UEFA handed boost in battle with Super League rebels
A legal opinion has backed UEFA’s role in approving new football competitions
The ill-fated European Super League project has been dealt another hammer blow after it was stated that both UEFA and FIFA are capable of sanctioning any teams who partner with the breakaway football competition.
The legal opinion, which is non-binding and was delivered by advocate general Athanasios Rantos Thursday morning at the European Court of Justice in Luxembourg, comes in advance of a final ruling on the matter expected next year after the European Super League Company’s (ESLC) formal objection to UEFA’s opposition of the renegade project.
The European Super League triggered something of a civil war within the sport when it was first announced last year, with supporters of many of the involved clubs demonstrating against the proposed breakaway football competition.
The initial signees were also threatened with financial and sporting sanctions in the wake of its announcement.
This led to a majority of the founding members to the project withdrawing their candidacy, though Barcelona, Real Madrid and Juventus remain committed.
The ESLC claimed that UEFA and FIFA were abusing their respective positions under the terms of EU competition law.
But the argument put forth at the European Court of Justice fell heavily in favor of the existing football infrastructure, and said that both UEFA and FIFA are within their rights in imposing potential sanctions against rebel football clubs.
Massive blow for those clubs pushing a Super League – European Court of Justice first ruling backs UEFA’s right to approve new competitions.
— Martyn Ziegler (@martynziegler) December 15, 2022
UEFA warmly welcomes today’s unequivocal Opinion recommending a ruling of the CJEU in support of our central mission to govern European football, protect the pyramid and develop the game across Europe.

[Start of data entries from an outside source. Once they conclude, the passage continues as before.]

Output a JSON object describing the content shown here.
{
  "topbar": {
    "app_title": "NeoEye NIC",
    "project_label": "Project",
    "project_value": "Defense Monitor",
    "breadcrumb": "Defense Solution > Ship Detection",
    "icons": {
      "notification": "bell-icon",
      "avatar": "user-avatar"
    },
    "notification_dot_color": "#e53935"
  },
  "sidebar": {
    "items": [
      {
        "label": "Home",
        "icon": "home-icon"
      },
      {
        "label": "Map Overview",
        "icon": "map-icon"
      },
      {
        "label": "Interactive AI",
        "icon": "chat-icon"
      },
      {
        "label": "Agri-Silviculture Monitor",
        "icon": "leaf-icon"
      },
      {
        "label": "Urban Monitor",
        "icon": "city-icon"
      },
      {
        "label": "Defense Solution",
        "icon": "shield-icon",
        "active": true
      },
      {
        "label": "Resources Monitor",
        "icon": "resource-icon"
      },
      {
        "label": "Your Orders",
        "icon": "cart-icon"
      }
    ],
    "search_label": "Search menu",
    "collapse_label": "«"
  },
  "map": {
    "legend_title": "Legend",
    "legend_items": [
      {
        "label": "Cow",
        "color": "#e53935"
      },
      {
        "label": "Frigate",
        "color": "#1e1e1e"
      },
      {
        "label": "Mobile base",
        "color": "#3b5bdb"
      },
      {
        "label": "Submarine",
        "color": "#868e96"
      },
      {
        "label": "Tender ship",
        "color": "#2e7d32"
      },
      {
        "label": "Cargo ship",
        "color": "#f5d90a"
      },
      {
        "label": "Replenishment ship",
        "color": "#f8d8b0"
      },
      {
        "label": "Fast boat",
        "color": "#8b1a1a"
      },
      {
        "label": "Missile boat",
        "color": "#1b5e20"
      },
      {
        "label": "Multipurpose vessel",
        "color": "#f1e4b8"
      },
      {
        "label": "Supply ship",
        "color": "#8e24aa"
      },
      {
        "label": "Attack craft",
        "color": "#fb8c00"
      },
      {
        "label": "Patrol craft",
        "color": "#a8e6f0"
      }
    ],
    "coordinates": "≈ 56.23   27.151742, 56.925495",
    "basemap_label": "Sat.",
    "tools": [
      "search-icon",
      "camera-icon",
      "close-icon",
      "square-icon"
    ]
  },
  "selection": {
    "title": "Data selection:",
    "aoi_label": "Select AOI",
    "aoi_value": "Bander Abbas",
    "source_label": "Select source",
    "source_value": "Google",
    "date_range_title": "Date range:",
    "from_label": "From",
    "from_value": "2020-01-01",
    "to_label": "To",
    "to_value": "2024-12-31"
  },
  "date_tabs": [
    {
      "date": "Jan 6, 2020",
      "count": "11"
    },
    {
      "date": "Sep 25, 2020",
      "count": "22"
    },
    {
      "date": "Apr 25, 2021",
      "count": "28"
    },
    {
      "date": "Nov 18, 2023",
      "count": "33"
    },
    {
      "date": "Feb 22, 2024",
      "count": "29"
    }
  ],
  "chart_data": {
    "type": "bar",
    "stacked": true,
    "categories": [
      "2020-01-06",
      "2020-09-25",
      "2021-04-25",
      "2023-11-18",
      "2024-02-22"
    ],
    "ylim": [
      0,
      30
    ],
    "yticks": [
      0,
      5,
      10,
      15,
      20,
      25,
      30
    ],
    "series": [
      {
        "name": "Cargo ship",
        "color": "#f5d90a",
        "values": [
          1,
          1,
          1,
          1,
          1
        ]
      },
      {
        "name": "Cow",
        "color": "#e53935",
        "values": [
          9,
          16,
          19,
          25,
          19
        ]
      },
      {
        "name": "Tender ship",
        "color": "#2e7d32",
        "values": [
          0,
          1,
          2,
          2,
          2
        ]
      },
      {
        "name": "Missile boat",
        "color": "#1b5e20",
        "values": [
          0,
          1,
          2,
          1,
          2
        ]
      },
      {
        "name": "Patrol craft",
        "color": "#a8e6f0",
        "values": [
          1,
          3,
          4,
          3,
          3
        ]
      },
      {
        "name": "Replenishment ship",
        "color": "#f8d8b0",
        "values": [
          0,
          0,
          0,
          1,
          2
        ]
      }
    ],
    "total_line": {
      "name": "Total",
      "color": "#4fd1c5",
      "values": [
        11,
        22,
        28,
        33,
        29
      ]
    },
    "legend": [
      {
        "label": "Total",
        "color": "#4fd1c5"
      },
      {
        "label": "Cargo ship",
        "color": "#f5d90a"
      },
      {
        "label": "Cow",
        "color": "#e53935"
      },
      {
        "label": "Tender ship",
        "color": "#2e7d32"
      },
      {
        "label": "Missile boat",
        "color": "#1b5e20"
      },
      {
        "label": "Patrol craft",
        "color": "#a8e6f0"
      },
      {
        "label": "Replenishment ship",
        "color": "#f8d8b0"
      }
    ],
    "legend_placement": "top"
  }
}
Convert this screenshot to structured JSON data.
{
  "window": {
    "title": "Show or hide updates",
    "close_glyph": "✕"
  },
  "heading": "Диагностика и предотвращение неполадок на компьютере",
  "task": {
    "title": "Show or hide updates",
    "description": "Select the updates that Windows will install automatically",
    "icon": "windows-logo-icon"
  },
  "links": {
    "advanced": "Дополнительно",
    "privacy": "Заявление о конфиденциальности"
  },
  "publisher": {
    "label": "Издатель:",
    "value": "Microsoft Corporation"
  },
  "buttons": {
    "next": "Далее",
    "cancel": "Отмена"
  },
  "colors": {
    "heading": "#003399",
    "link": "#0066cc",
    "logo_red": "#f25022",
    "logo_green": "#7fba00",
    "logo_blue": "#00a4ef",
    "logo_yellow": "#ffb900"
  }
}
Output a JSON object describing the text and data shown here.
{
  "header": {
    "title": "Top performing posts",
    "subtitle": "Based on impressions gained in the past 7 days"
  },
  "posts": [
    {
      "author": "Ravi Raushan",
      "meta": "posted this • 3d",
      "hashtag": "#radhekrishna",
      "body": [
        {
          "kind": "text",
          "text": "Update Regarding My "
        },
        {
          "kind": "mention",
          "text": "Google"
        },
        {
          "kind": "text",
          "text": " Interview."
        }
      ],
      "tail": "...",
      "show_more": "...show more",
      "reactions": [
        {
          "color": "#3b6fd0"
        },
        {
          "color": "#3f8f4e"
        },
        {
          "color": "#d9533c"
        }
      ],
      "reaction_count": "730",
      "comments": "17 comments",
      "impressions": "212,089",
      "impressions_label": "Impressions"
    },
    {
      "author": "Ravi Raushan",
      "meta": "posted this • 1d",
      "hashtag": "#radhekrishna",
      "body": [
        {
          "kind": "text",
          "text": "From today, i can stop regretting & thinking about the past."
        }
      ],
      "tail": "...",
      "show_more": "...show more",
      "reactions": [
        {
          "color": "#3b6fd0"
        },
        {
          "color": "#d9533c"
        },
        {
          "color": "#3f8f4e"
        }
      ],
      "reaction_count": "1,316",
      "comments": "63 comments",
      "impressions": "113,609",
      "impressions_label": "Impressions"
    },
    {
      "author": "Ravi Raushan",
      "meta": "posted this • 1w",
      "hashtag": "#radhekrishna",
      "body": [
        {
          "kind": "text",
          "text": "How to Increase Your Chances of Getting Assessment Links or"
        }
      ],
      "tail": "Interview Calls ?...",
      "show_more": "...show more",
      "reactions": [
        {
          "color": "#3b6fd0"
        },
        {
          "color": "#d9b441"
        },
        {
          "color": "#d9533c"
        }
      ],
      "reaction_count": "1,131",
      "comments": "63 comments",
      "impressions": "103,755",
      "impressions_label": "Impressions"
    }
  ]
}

— UEFA (@UEFA) December 15, 2022
“The FIFA-UEFA rules under which any new competition is subject to prior approval are compatible with EU competition law,” the advocate general wrote.
“Whilst ESLC is free to set up its own independent football competition outside the UEFA and FIFA ecosystem, it cannot however, in parallel with the creation of such a competition, continue to participate in the football competitions organised by FIFA and UEFA without the prior authorization of those federations.”
Effectively this means that clubs are eligible to join a breakaway European league but that they must forfeit their positions in their domestic leagues to do so.
UEFA, meanwhile, said that it “warmly welcomed” what it described as the “unequivocal” opinion delivered by Rantos.
“The opinion reinforces the central role of federations in protecting the sport, upholding fundamental principles of sporting merit and open access across our members, as well as uniting football with shared responsibility and solidarity,” it said.